- 1 cup extra-virgin olive oil
- 3 medium russet potatoes (about 1 3/4 pounds total), peeled and cut into 1/8-inch-thick slices
- 1 medium onion, halved lengthwise and cut into 1/8-inch-thick slices
- Coarse salt and freshly ground pepper
- 7 large eggs
Heat oil in a 10-inch nonstick slope-sided skillet or omelet pan over medium heat. Toss together potatoes, onion, and 1 teaspoon salt in a medium bowl. Add to warm oil; cover, and cook, stirring occasionally, until potatoes are tender, about 12 minutes (do not let the onion brown). Pour into a sieve set over a medium bowl; set oil aside.
Lightly beat eggs in a medium bowl with 1 teaspoon salt and 1/4 teaspoon pepper.
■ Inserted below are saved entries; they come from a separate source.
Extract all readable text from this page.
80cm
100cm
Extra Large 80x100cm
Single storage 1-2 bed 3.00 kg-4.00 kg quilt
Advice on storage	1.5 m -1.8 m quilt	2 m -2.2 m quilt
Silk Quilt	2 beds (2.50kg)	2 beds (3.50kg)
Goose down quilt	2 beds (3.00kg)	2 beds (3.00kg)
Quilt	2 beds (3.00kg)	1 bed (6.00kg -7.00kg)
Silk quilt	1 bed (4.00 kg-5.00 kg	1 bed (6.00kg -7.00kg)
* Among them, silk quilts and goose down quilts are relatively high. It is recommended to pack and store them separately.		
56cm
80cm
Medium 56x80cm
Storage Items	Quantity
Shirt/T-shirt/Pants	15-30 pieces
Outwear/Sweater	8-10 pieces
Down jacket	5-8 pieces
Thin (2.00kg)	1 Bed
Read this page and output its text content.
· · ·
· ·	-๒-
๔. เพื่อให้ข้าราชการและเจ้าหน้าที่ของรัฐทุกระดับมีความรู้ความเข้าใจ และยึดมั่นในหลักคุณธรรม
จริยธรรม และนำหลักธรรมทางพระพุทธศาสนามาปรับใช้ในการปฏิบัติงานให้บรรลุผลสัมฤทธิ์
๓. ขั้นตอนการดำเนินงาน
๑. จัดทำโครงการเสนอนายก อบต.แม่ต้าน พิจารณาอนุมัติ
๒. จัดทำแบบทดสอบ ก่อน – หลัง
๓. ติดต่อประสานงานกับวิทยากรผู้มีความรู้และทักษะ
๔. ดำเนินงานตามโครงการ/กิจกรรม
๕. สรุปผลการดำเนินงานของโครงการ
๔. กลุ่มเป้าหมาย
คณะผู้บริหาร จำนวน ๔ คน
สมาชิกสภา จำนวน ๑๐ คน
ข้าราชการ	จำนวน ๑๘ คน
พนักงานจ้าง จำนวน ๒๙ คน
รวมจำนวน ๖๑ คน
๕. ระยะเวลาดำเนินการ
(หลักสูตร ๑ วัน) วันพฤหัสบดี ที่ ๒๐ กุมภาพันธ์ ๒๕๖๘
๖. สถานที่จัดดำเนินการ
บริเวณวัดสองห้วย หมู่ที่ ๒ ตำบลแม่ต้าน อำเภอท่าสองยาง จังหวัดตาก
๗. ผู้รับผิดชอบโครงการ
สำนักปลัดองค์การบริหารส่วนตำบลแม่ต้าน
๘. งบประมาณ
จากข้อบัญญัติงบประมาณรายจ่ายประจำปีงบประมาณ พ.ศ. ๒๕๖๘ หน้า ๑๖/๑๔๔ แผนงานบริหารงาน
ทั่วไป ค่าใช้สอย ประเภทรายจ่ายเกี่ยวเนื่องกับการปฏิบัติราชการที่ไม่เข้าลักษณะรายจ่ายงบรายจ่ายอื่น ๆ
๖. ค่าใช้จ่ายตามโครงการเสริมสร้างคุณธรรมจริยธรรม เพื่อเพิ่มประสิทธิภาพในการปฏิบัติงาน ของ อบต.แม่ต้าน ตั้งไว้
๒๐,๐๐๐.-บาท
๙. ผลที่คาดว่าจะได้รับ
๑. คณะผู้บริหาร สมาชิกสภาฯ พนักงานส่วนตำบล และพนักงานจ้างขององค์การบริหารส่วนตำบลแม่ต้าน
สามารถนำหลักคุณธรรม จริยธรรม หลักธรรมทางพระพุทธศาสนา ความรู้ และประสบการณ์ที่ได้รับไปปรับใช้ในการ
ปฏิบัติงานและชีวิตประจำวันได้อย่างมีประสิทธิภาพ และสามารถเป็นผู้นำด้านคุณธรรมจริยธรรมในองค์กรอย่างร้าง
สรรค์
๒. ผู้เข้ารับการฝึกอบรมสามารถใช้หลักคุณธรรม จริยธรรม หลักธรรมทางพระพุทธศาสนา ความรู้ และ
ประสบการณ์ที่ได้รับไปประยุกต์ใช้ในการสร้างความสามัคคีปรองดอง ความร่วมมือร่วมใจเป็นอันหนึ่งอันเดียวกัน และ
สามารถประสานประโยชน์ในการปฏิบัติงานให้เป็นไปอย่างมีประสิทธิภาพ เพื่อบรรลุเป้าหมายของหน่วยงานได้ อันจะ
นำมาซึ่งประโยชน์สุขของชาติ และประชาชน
Add potato mixture, and let stand, stirring occasionally, 10 minutes.
Heat 2 teaspoons reserved oil in clean skillet over medium heat. Add egg-and-potato mixture; cook, pulling cooked egg away from sides with a rubber spatula to let raw egg flow underneath, until bottom is set and just pale golden (and top is almost set), 5 to 7 minutes. Place a plate, upside down, over skillet (use a plate with a diameter larger than the skillet); invert tortilla onto the plate.
Add 1 teaspoon reserved oil to skillet; swirl to coat. Slide tortilla, uncooked side down, back into skillet. If any potatoes slip out from bottom, tuck them back in. Cook, pressing down on tortilla with spatula and tucking in edges to shape sides, until completely cooked through, 4 to 6 minutes more. Slide onto a cutting board. Let cool slightly. Serve warm or at room temperature, cut into wedges.